🤖 AI Summary
Existing panoramic image benchmarks are largely confined to simple tasks relying on local cues or single-step reasoning, making them inadequate for evaluating models’ capacity for global multi-hop spatial reasoning. To address this limitation, this work proposes OmniCoT—the first comprehensive evaluation and training framework tailored for global multi-hop spatial reasoning in panoramic images. It introduces a chain-of-thought annotation paradigm anchored by directional and proximity relationships and constructs a unified dataset comprising synthetic (OmniCoT-B), real-world (OmniCoT-Real), and instructional (OmniCoT-T) subsets. A two-stage training strategy combining supervised fine-tuning with geometry-consistent reinforcement learning (GRPO) explicitly aligns intermediate reasoning steps with panoramic evidence. The resulting OmniCoT-R1 model significantly outperforms existing approaches in both reasoning accuracy and logical coherence.
📝 Abstract
Multimodal Large Language Models (MLLMs) have demonstrated promising spatial reasoning capabilities, while these abilities remain underexplored in the emerging visual modality of panoramic imagery.
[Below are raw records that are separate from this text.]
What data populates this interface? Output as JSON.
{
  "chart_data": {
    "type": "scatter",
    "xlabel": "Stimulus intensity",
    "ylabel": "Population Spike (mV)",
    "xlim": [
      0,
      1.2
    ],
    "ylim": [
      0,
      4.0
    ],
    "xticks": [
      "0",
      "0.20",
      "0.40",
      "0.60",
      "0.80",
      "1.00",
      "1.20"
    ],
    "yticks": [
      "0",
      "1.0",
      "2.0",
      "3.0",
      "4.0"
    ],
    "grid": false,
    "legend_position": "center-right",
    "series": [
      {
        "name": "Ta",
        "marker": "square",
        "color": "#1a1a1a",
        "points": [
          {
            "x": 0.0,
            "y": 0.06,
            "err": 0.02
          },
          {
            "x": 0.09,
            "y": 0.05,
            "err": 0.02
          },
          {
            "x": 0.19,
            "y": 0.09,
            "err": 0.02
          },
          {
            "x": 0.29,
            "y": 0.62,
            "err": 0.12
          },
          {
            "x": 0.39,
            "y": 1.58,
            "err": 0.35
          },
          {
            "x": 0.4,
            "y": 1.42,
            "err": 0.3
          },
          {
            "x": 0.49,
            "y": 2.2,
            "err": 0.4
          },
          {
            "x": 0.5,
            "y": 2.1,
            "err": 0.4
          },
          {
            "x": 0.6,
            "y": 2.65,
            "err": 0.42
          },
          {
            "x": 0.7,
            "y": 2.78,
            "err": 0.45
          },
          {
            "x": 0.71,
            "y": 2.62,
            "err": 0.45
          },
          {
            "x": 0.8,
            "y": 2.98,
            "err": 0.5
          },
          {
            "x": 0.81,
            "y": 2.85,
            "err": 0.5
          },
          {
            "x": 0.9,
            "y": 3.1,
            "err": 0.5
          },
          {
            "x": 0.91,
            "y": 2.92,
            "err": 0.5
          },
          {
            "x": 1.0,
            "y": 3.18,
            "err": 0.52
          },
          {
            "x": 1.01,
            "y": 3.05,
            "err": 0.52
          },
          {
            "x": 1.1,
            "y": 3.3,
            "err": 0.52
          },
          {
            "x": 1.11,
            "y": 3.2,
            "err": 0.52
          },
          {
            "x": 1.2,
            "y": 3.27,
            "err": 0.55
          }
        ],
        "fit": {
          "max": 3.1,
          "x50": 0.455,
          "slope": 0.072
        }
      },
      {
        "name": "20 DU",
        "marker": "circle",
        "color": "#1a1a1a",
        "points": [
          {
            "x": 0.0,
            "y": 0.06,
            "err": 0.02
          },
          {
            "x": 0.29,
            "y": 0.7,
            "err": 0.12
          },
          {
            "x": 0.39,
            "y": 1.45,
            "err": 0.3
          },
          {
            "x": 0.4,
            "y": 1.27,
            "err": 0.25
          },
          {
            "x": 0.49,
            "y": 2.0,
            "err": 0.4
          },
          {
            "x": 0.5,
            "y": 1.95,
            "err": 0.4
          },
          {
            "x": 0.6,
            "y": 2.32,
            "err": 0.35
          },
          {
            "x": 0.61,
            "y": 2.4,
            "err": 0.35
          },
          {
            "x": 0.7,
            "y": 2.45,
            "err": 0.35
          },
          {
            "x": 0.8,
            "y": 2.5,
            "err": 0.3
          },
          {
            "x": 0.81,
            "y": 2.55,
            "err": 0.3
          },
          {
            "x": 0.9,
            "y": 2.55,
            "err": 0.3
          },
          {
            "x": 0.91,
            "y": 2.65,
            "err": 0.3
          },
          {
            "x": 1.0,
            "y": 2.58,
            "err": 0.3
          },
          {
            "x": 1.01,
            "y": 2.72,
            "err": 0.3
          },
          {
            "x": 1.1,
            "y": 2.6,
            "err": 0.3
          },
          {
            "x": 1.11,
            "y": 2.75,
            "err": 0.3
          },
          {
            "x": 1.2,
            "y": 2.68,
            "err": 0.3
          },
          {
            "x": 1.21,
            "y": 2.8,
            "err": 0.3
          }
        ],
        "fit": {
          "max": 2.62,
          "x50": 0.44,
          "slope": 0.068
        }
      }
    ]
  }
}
The full 360°$\times$180° field of view of panoramas essentially supports complex global multi-step reasoning, which is also the fundamental advantage of panoramas in applications such as embodied intelligence. However, existing panoramic benchmarks largely focus on simplistic queries that rely on local cues or single-/few-step reasoning, thereby ignoring the fundamental advantage of panoramas and failing to fully exploit their potential. To address this gap, we introduce OmniCoT, a panoramic spatial reasoning suite designed to enable MLLMs to use global evidence and perform multi-step inference across viewpoints. It includes OmniCoT-B (6.7K data) for evaluation, which measures both answer accuracy and reasoning quality, OmniCoT-Real (1K data) as a manually annotated real-world subset to quantify the Sim-to-Real gap. For training, OmniCoT-T (14.3K data) is purpose-built with structured stepwise Chain-of-Thought annotations that explicitly link intermediate reasoning steps to panoramic evidence. Based on OmniCoT-T, we introduce OmniCoT-R1 and adopt a two-stage training strategy tailored to the geometrically complex panoramic space, where Supervised Fine-tuning (SFT) anchors reasoning to panoramic evidence (e.g., bearings, proximity) and GRPO penalizes geometrically incoherent paths to consolidate global 360° spatial consistency. Through OmniCoT, we aim to recalibrate the difficulty of panoramic spatial reasoning to better align with the intrinsic capabilities of panoramic imagery, thereby fostering meaningful progress in this research area.